Just got back from boat. Two things happened. I met the parts person 'Jay' for Perkins Pacific Marine.
They are described as:
Perkins Pacific is a master Perkins diesel engine distributor providing full service Perkins engine sales, parts, service, and technical support.

And I believe I identified the overheating issue with me Perkins 4107. I filled the header tank with water. I started the engine. I then approached the running engine with a flashlight looking for leaks. When I got to the fan belt the engine was throwing a spray of coolant in my face. I took it as a sign. On closer exam I could see water dripping out of the area of the water pump. I looked at the shop manual and a defective water pump was one of the identified issues for overheating. So I tried to locate a replacement water pump in Everett but no luck. Contacted my new best friend and Jay said they had one on the shelf. So had it shipped to my home. Now with the defective one removed I can feel the wobble in the pulley and a gritty feeling as I rotate the pulley

So next step is to get the pulley pulled from the old pump. Clean it up. Press the pulley on the new pump. Attach the gaskets to the pump and then install the pump back on the boat.

Couple of questions. When I refill the system should I put just water in it to test for any leaks then flush the system and put a 50/50 mix of coolant? Or just put the coolant mix in the system? Is there a way to flush the system now that I have the pump removed? Did not see much in the way of scale. But a fair amount of rusty water was present ( now in my bilge). When I fill the header tank is there a bleeding procedure or will the air in the system bleed it self to the header coolant tank?

Where is the lower drain to empty the coolant. I want to be affirmed that I can drain any coolant left in the engine before I start adding fresh new coolant.

Thanks for any help. Pictures to follow if I got any good Images.
 
Oct 22, 2014
20,989
CAL 35 Cruiser #21 moored EVERETT WA
Hi Call owners. Still working on my 4107. I identified that coolant was leaking from the water pump. So removed the pump. Left a question on the 'engine and propulsion' forum about the pump assembly.

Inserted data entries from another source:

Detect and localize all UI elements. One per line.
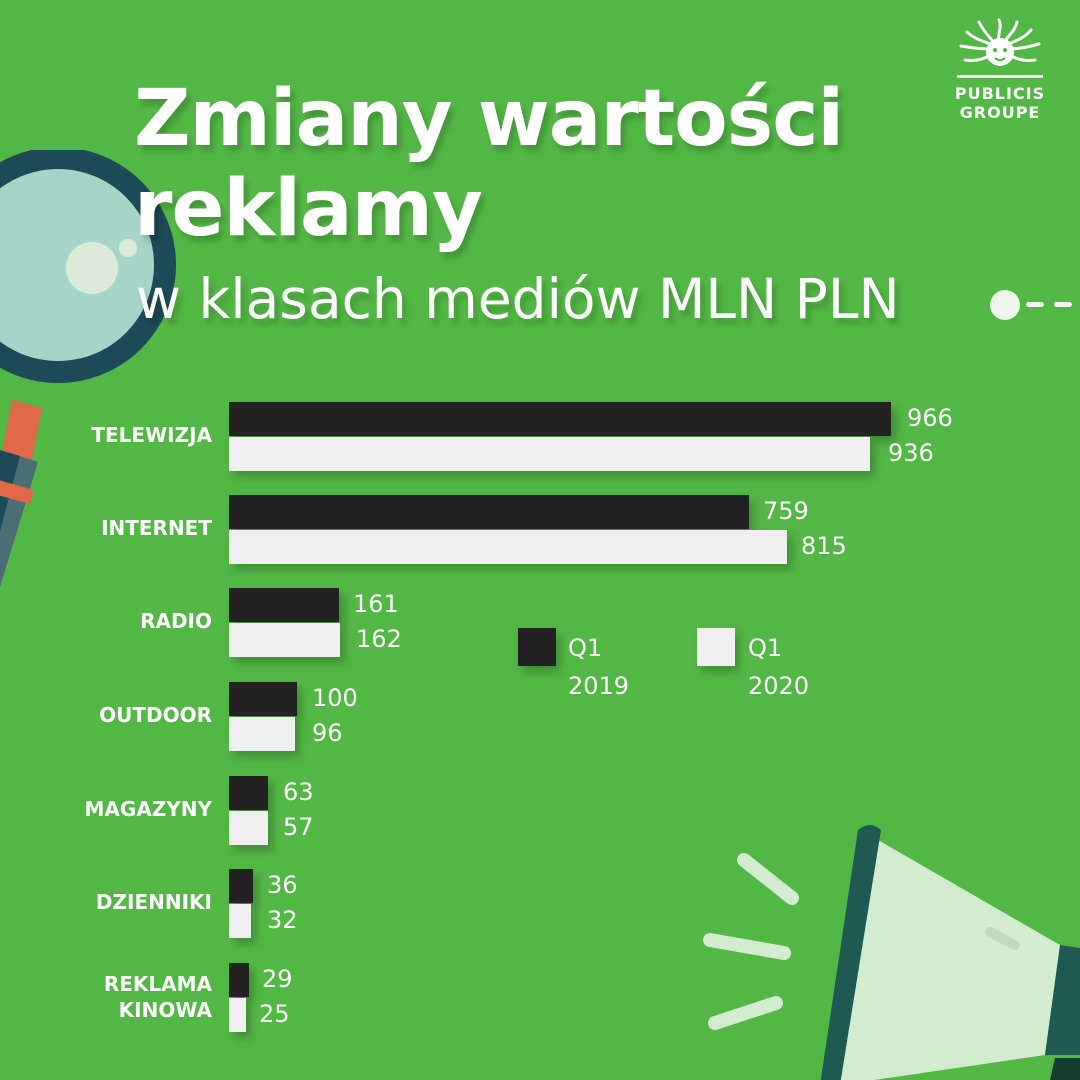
category-label-line-1: REKLAMA [103,972,212,996]
legend-swatch-q1-2019 [518,628,556,666]
magnifying-glass-icon [0,150,176,620]
legend-label-q1-2019: Q1 2019 [568,634,630,700]
title-line-2: reklamy [134,164,483,254]
category-label-outdoor: OUTDOOR [99,703,212,727]
subtitle: w klasach mediów MLN PLN [136,267,900,331]
value-radio-q1-2019: 161 [353,590,399,618]
bar-outdoor-q1-2019 [229,682,297,716]
category-label-magazyny: MAGAZYNY [84,797,212,821]
bar-reklama-kinowa-q1-2020 [229,998,246,1032]
bar-telewizja-q1-2019 [229,402,891,436]
value-internet-q1-2020: 815 [801,532,847,560]
category-label-line-2: KINOWA [118,998,212,1022]
value-telewizja-q1-2020: 936 [888,439,934,467]
value-magazyny-q1-2019: 63 [283,778,314,806]
value-radio-q1-2020: 162 [356,625,402,653]
bar-dzienniki-q1-2020 [229,904,251,938]
category-label-dzienniki: DZIENNIKI [95,890,212,914]
category-label-reklama-kinowa: REKLAMA KINOWA [0,972,212,1022]
legend-label-q1-2020: Q1 2020 [748,634,810,700]
value-outdoor-q1-2020: 96 [312,719,343,747]
category-label-telewizja: TELEWIZJA [91,423,212,447]
sun-lion-icon [957,18,1043,78]
megaphone-icon [703,825,1080,1080]
logo-line-1: PUBLICIS [954,84,1046,103]
publicis-groupe-logo: PUBLICIS GROUPE [940,18,1060,122]
category-label-internet: INTERNET [101,516,212,540]
bar-telewizja-q1-2020 [229,437,870,471]
legend-swatch-q1-2020 [697,628,735,666]
title-line-1: Zmiany wartości [134,74,844,164]
dot-dash-decoration [990,290,1080,320]
bar-internet-q1-2019 [229,495,749,529]
bar-internet-q1-2020 [229,530,787,564]
value-internet-q1-2019: 759 [763,497,809,525]
value-outdoor-q1-2019: 100 [312,684,358,712]
bar-radio-q1-2019 [229,588,339,622]
logo-line-2: GROUPE [959,103,1041,122]
value-reklama-kinowa-q1-2019: 29 [262,965,293,993]
bar-outdoor-q1-2020 [229,717,295,751]
value-dzienniki-q1-2019: 36 [267,871,298,899]
value-telewizja-q1-2019: 966 [907,404,953,432]
category-label-radio: RADIO [140,609,212,633]
bar-radio-q1-2020 [229,623,340,657]
bar-magazyny-q1-2020 [229,811,268,845]
value-magazyny-q1-2020: 57 [283,813,314,841]
bar-magazyny-q1-2019 [229,776,268,810]
value-reklama-kinowa-q1-2020: 25 [259,1000,290,1028]
value-dzienniki-q1-2020: 32 [267,906,298,934]
bar-reklama-kinowa-q1-2019 [229,963,249,997]
bar-dzienniki-q1-2019 [229,869,253,903]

I read that I need to flush rust and scale from the engine.

Now I wonder what is the best way to go about this task ?

I have the pump off so there is a way for the water to pour out into the bilge. Not sure where to put the water into the system. Will the open pump face be enough to get water to fully flush through the system?

Thanks for your help and ideas.
 
Mar 30, 2013
700
Allied Seawind MK II 32' Oologah Lake, Oklahoma
You might rinse out some of it that way but the only way to get any serious flushing action that I know of will be to reassemble everything and be able to run it under pressure much like doing a backflush on a car engine.
 
Feb 26, 2004
22,759
Catalina 34 224 Maple Bay, BC, Canada
One of the things you're finding is that SOURCES of materials become very important, once you've figured out what they are to begin with!:eek:

Pump source: www.depcopump.com THE place to go.

All things boats: Maine Sail's website http://www.marinehowto.com/

Google is your friend in searching out Perkins info.

www.cruisersforum.com has a lot of UK based folks, good source for Perkins info.

Engine electrical info: clean up the wires and the connections, draw wiring diagrams FIRST, before & after really helps

Overheating: as you've found out rw pump, then HX. HX sources:

Heat Exchangers 101: Sources for replacement

http://c34.org/bbs/index.php/topic,6920.0.html

Some good links are also here, not specific to our Catalina 34s but good for everyone:

http://c34.org/bbs/index.php/topic,6437.0.html

Good luck, sounds like you got a good start on things.